India's regional footprint may widen after US disbands Af-Pak unit
US' Secretary of State Rex Tillerson's decision not announce Laurel Miller's successor may be down to White House's plan to slash State Department's operations by 30 per cent. Photograph: (AFP)
The United States is considering getting India to play a larger role in the southAsian region, after Washington's special envoy to Afghanistan and Pakistan stepped down on Friday.
Envoy Laurel Miller's resignation comes on the heels of the US planning to send thousands of troops to Afghanistan amid worsening security situation in the war-torn nation, Politico reported.
No successor has been named, with an official, wishing anonymity, informing AFP that the Donald Trump administration believes that the Af-Pak issue will best managed at a regional level.
That effectively hands Miller's responsibilities to South and Central Asian Affairs Bureau, which has a much bigger footprint that includes India.
India's role looks likely to expand especially after State Department spokesperson Heather Nauert said Secretary of State Rex Tillerson has not decided what to do with the post yet.

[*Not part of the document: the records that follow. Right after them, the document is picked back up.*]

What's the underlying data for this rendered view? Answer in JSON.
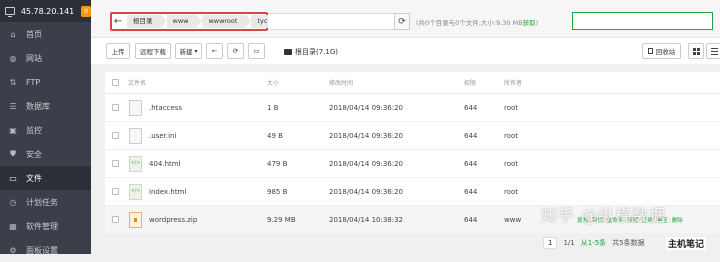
{
  "sidebar": {
    "ip": "45.78.20.141",
    "badge": "0",
    "items": [
      {
        "label": "首页",
        "icon": "home-icon",
        "glyph": "⌂",
        "active": false
      },
      {
        "label": "网站",
        "icon": "globe-icon",
        "glyph": "◍",
        "active": false
      },
      {
        "label": "FTP",
        "icon": "ftp-icon",
        "glyph": "⇅",
        "active": false
      },
      {
        "label": "数据库",
        "icon": "database-icon",
        "glyph": "☰",
        "active": false
      },
      {
        "label": "监控",
        "icon": "monitor-icon",
        "glyph": "▣",
        "active": false
      },
      {
        "label": "安全",
        "icon": "shield-icon",
        "glyph": "⛊",
        "active": false
      },
      {
        "label": "文件",
        "icon": "folder-icon",
        "glyph": "▭",
        "active": true
      },
      {
        "label": "计划任务",
        "icon": "clock-icon",
        "glyph": "◷",
        "active": false
      },
      {
        "label": "软件管理",
        "icon": "apps-icon",
        "glyph": "▦",
        "active": false
      },
      {
        "label": "面板设置",
        "icon": "gear-icon",
        "glyph": "⚙",
        "active": false
      }
    ]
  },
  "topbar": {
    "breadcrumb": [
      "根目录",
      "www",
      "wwwroot",
      "tycyt.com"
    ],
    "info_text": "(共0个目录与0个文件,大小:9.30 MB",
    "info_link": "获取",
    "info_close": ")"
  },
  "toolbar": {
    "upload": "上传",
    "remote_download": "远程下载",
    "new": "新建",
    "new_caret": "▾",
    "disk": "根目录(7.1G)",
    "recycle": "回收站"
  },
  "table": {
    "headers": [
      "文件名",
      "大小",
      "修改时间",
      "权限",
      "所有者"
    ],
    "rows": [
      {
        "name": ".htaccess",
        "size": "1 B",
        "time": "2018/04/14 09:36:20",
        "perm": "644",
        "owner": "root",
        "type": "plain"
      },
      {
        "name": ".user.ini",
        "size": "49 B",
        "time": "2018/04/14 09:36:20",
        "perm": "644",
        "owner": "root",
        "type": "plain"
      },
      {
        "name": "404.html",
        "size": "479 B",
        "time": "2018/04/14 09:36:20",
        "perm": "644",
        "owner": "root",
        "type": "html"
      },
      {
        "name": "index.html",
        "size": "985 B",
        "time": "2018/04/14 09:36:20",
        "perm": "644",
        "owner": "root",
        "type": "html"
      },
      {
        "name": "wordpress.zip",
        "size": "9.29 MB",
        "time": "2018/04/14 10:38:32",
        "perm": "644",
        "owner": "www",
        "type": "zip"
      }
    ],
    "row_actions": [
      "复制",
      "剪切",
      "重命名",
      "权限",
      "压缩",
      "解压",
      "删除"
    ]
  },
  "pager": {
    "page": "1",
    "total_pages": "1/1",
    "range": "从1-5条",
    "total": "共5条数据"
  },
  "watermark": {
    "main": "知乎 @纵横数据",
    "secondary": "主机笔记"
  }
}
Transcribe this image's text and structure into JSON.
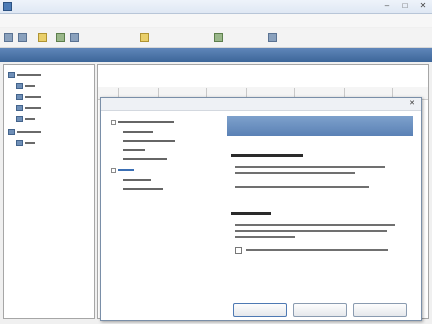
{
  "window": {
    "title": "",
    "controls": {
      "minimize": "–",
      "maximize": "□",
      "close": "✕"
    }
  },
  "menu": [
    {
      "label": ""
    },
    {
      "label": ""
    },
    {
      "label": ""
    },
    {
      "label": ""
    },
    {
      "label": ""
    },
    {
      "label": ""
    },
    {
      "label": ""
    }
  ],
  "toolbar": {
    "items": [
      {
        "icon": "save-icon",
        "label": ""
      },
      {
        "icon": "print-icon",
        "label": ""
      },
      {
        "icon": "help-icon",
        "label": ""
      },
      {
        "icon": "refresh-icon",
        "label": ""
      },
      {
        "icon": "report-icon",
        "label": ""
      },
      {
        "icon": "import-icon",
        "label": ""
      },
      {
        "icon": "export-icon",
        "label": ""
      },
      {
        "icon": "users-icon",
        "label": ""
      }
    ]
  },
  "band": {
    "title": ""
  },
  "sidebar": {
    "items": [
      {
        "level": 0,
        "label": ""
      },
      {
        "level": 1,
        "label": ""
      },
      {
        "level": 1,
        "label": ""
      },
      {
        "level": 1,
        "label": ""
      },
      {
        "level": 1,
        "label": ""
      },
      {
        "level": 0,
        "label": ""
      },
      {
        "level": 1,
        "label": ""
      }
    ]
  },
  "columns": [
    "",
    "",
    "",
    "",
    "",
    "",
    ""
  ],
  "dialog": {
    "title": "",
    "close": "✕",
    "tree": [
      {
        "level": 0,
        "label": "",
        "selected": false
      },
      {
        "level": 1,
        "label": "",
        "selected": false
      },
      {
        "level": 1,
        "label": "",
        "selected": false
      },
      {
        "level": 1,
        "label": "",
        "selected": false
      },
      {
        "level": 1,
        "label": "",
        "selected": false
      },
      {
        "level": 0,
        "label": "",
        "selected": true
      },
      {
        "level": 1,
        "label": "",
        "selected": false
      },
      {
        "level": 1,
        "label": "",
        "selected": false
      }
    ],
    "panel": {
      "header": "",
      "section1": {
        "title": "",
        "text": "",
        "checkbox": ""
      },
      "section2": {
        "title": "",
        "text": "",
        "checkbox": ""
      }
    },
    "buttons": {
      "ok": "",
      "cancel": "",
      "help": ""
    }
  },
  "colors": {
    "accent": "#3d6699",
    "panel_header": "#6a8fc1",
    "selection": "#3b6fb4"
  }
}
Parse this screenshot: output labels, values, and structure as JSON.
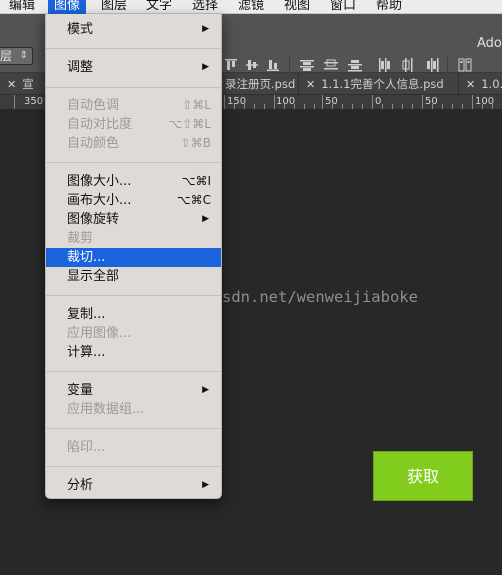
{
  "menubar": {
    "items": [
      "编辑",
      "图像",
      "图层",
      "文字",
      "选择",
      "滤镜",
      "视图",
      "窗口",
      "帮助"
    ],
    "active_index": 1
  },
  "optionsbar": {
    "layer_select_value": "层",
    "app_label": "Ado"
  },
  "tabs": {
    "items": [
      {
        "label": "宣"
      },
      {
        "label": "录注册页.psd"
      },
      {
        "label": "1.1.1完善个人信息.psd"
      },
      {
        "label": "1.0."
      }
    ]
  },
  "ruler": {
    "labels": [
      "350",
      "150",
      "100",
      "50",
      "0",
      "50",
      "100"
    ]
  },
  "image_menu": {
    "items": [
      {
        "label": "模式",
        "shortcut": "",
        "submenu": true,
        "disabled": false
      },
      {
        "label": "调整",
        "shortcut": "",
        "submenu": true,
        "disabled": false
      },
      {
        "label": "自动色调",
        "shortcut": "⇧⌘L",
        "submenu": false,
        "disabled": true
      },
      {
        "label": "自动对比度",
        "shortcut": "⌥⇧⌘L",
        "submenu": false,
        "disabled": true
      },
      {
        "label": "自动颜色",
        "shortcut": "⇧⌘B",
        "submenu": false,
        "disabled": true
      },
      {
        "label": "图像大小...",
        "shortcut": "⌥⌘I",
        "submenu": false,
        "disabled": false
      },
      {
        "label": "画布大小...",
        "shortcut": "⌥⌘C",
        "submenu": false,
        "disabled": false
      },
      {
        "label": "图像旋转",
        "shortcut": "",
        "submenu": true,
        "disabled": false
      },
      {
        "label": "裁剪",
        "shortcut": "",
        "submenu": false,
        "disabled": true
      },
      {
        "label": "裁切...",
        "shortcut": "",
        "submenu": false,
        "disabled": false,
        "highlighted": true
      },
      {
        "label": "显示全部",
        "shortcut": "",
        "submenu": false,
        "disabled": false
      },
      {
        "label": "复制...",
        "shortcut": "",
        "submenu": false,
        "disabled": false
      },
      {
        "label": "应用图像...",
        "shortcut": "",
        "submenu": false,
        "disabled": true
      },
      {
        "label": "计算...",
        "shortcut": "",
        "submenu": false,
        "disabled": false
      },
      {
        "label": "变量",
        "shortcut": "",
        "submenu": true,
        "disabled": false
      },
      {
        "label": "应用数据组...",
        "shortcut": "",
        "submenu": false,
        "disabled": true
      },
      {
        "label": "陷印...",
        "shortcut": "",
        "submenu": false,
        "disabled": true
      },
      {
        "label": "分析",
        "shortcut": "",
        "submenu": true,
        "disabled": false
      }
    ]
  },
  "canvas": {
    "watermark": "sdn.net/wenweijiaboke",
    "button_label": "获取",
    "button_color": "#82cc1e"
  },
  "colors": {
    "menu_highlight": "#1b64dc",
    "menu_bg": "#dedbd6",
    "canvas_bg": "#282828"
  }
}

The decision to scrap the Af-Pak unit may also be Trump administration's plan to whittle down State Department's operations by almost 30 per cent.
Meanwhile, Miller will resume her operation at the Rand Corporation, a global policy think tank.
Trump has given the Pentagon and US commanders wide latitude to decide on the future of Washington`s longest ever war -- the 16-year slog in Afghanistan.
Defense Secretary Jim Mattis is reportedly planning to deploy up to 5,000 extra troops to bolster efforts to train Afghan forces to repel a resurgent Taliban insurgency.